Вуя заговорил через день. Сопротивление организационно к этому уже было готово, создав независимые друг от друга ячейки из двух и трех человек на низшем, первичном уровне. Вуя выдал имена. Одного из них, по имени Жигмонд, вытащили из его мясной лавки, прямо в окровавленном фартуке. Ему было приказано бежать, но он повелся на миф, что такой сильный человек, как его дорогой друг Вуя, способен выдержать все, что могут сотворить с ним нацисты. Это обстоятельство, а также его бизнес и большая семья заставили его остаться в городе, и он не поддался никаким мольбам скрыться.

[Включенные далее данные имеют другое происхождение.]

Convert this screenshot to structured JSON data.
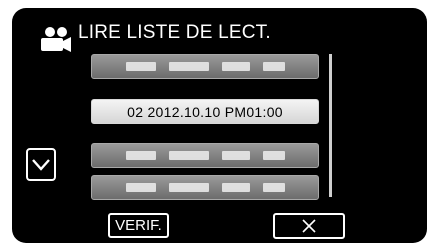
{
  "header": {
    "title": "LIRE LISTE DE LECT.",
    "mode_icon": "video-camera-icon"
  },
  "playlist": {
    "items": [
      {
        "label": "",
        "state": "empty"
      },
      {
        "label": "02  2012.10.10  PM01:00",
        "state": "filled"
      },
      {
        "label": "",
        "state": "empty"
      },
      {
        "label": "",
        "state": "empty"
      }
    ]
  },
  "controls": {
    "scroll_down_icon": "chevron-down-icon",
    "verify_label": "VERIF.",
    "close_icon": "close-icon"
  },
  "colors": {
    "background": "#000000",
    "foreground": "#ffffff",
    "item_filled": "#e6e6e6",
    "item_empty": "#808080"
  }
}
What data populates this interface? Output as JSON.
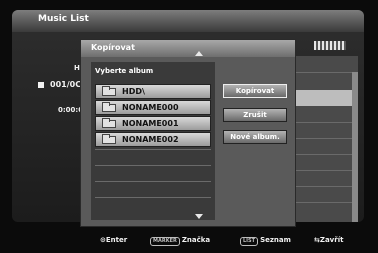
{
  "screen": {
    "title": "Music List"
  },
  "background": {
    "hd_label": "HI",
    "track": "001/0C",
    "time": "0:00:0"
  },
  "dialog": {
    "title": "Kopírovat",
    "list_label": "Vyberte album",
    "albums": [
      {
        "name": "HDD\\"
      },
      {
        "name": "NONAME000"
      },
      {
        "name": "NONAME001"
      },
      {
        "name": "NONAME002"
      }
    ],
    "buttons": {
      "copy": "Kopírovat",
      "cancel": "Zrušit",
      "new_album": "Nové album."
    }
  },
  "footer": {
    "enter": {
      "icon": "⊙",
      "label": "Enter"
    },
    "marker": {
      "key": "MARKER",
      "label": "Značka"
    },
    "list": {
      "key": "LIST",
      "label": "Seznam"
    },
    "close": {
      "icon": "⇆",
      "label": "Zavřít"
    }
  }
}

Шмайсер и гранаты, которые Жигмонд спрятал в туше свиньи, были у него конфискованы в качестве дополнительных доказательств, если таковые вообще были необходимы, его вины.

Третья ножка треножника их ячейки выполнила приказ, бежав в другую партизанскую группу на север, избежав ареста. Он ушел всего за несколько часов до появления нацистов у его мастерской по обивки мебели.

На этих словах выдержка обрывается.